In [0]:
%run ./_resources/01-setup $reset_all_data=false

## The aggregation function to update session via applyInPandasWithState():

In [0]:
from typing import Tuple, Iterator
from pyspark.sql.streaming.state import GroupState, GroupStateTimeout

# If we don't have activity after 30sec, close the session:
max_session_duration = 30000

def func(key: Tuple[str], events: Iterator[pd.DataFrame], state: GroupState) -> Iterator[pd.DataFrame]:
    # Unpack the key tuple passed by Spark.
    # Even with a single group key like 'user_id', it's wrapped in a tuple.
    (user_id,) = key

    # Get current session's data if state exists.
    # If not, set default data for a new session.
    if state.exists:
        (user_id, click_count, start_time, end_time) = state.get
    else:
        click_count = 0
        start_time = sys.maxsize
        end_time = 0
    
    if state.hasTimedOut:
        # End of the session: Drop the session from the state.
        state.remove()
        # Emit a final offline session update.
        yield pd.DataFrame({"user_id": [user_id], "click_count": [click_count],
                            "start_time": [start_time], "end_time": [end_time], "status": ["offline"]})
    else:
        # For out-of-order events, we need to get the min/max date and the sum:
        for df in events:
            start_time = min(start_time, df["event_date"].min())
            end_time = max(end_time, df["event_date"].max())
            click_count += len(df)

        # Update the state with the new values:
        state.update((user_id, int(click_count), int(start_time), int(end_time)))
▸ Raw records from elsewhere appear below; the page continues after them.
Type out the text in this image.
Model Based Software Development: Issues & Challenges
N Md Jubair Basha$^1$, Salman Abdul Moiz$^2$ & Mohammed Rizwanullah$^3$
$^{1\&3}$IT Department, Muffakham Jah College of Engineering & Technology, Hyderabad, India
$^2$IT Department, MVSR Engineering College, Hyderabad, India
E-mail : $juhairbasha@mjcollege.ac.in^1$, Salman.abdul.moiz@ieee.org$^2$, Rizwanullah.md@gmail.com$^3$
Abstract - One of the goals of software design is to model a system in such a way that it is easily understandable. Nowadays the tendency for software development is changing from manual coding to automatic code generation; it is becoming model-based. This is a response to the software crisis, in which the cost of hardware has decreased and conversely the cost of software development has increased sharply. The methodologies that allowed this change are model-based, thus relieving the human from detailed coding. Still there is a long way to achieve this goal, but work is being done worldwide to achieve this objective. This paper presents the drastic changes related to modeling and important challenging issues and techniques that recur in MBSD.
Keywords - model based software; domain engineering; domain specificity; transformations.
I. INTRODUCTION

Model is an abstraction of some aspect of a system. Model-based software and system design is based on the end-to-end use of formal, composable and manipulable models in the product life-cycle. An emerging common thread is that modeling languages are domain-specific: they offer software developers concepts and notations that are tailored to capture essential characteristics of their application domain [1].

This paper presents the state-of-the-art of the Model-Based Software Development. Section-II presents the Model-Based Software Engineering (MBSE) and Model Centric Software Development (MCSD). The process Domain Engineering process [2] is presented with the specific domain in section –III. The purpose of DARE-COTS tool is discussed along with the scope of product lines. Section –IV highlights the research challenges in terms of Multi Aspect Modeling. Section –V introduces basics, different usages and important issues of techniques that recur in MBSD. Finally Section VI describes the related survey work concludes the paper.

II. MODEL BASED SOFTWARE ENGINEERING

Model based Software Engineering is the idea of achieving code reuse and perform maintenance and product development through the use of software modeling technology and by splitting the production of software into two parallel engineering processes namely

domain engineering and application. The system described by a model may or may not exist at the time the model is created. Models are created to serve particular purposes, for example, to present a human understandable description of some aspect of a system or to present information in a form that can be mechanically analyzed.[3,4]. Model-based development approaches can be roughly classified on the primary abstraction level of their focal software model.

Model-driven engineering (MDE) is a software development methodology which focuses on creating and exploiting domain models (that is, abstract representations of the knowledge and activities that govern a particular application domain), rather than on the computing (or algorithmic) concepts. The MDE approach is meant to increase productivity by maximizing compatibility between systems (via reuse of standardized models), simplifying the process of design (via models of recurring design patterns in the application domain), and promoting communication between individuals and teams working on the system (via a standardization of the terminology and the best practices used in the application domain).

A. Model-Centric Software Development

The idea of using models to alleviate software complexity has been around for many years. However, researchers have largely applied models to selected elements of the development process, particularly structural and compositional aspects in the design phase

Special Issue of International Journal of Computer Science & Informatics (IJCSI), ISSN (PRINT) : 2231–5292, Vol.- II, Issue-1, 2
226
        # Set the timeout as max_session_duration seconds:
        state.setTimeoutDuration(max_session_duration)

        # Compute the status to flag offline session in case of restart:
        now = int(time.time())
        status = "offline" if end_time >= now - max_session_duration else "online"
    
        # Emit the change. 
        # We could also yield an empty dataframe if we only want to emit when the session is closed: yield pd.DataFrame()
        yield pd.DataFrame({"user_id": [user_id], "click_count": [click_count],
                            "start_time": [start_time], "end_time": [end_time], "status": [status]})

In [0]:
output_schema = "user_id STRING, click_count LONG, start_time LONG, end_time LONG, status STRING"
state_schema = "user_id STRING, click_count LONG, start_time LONG, end_time LONG"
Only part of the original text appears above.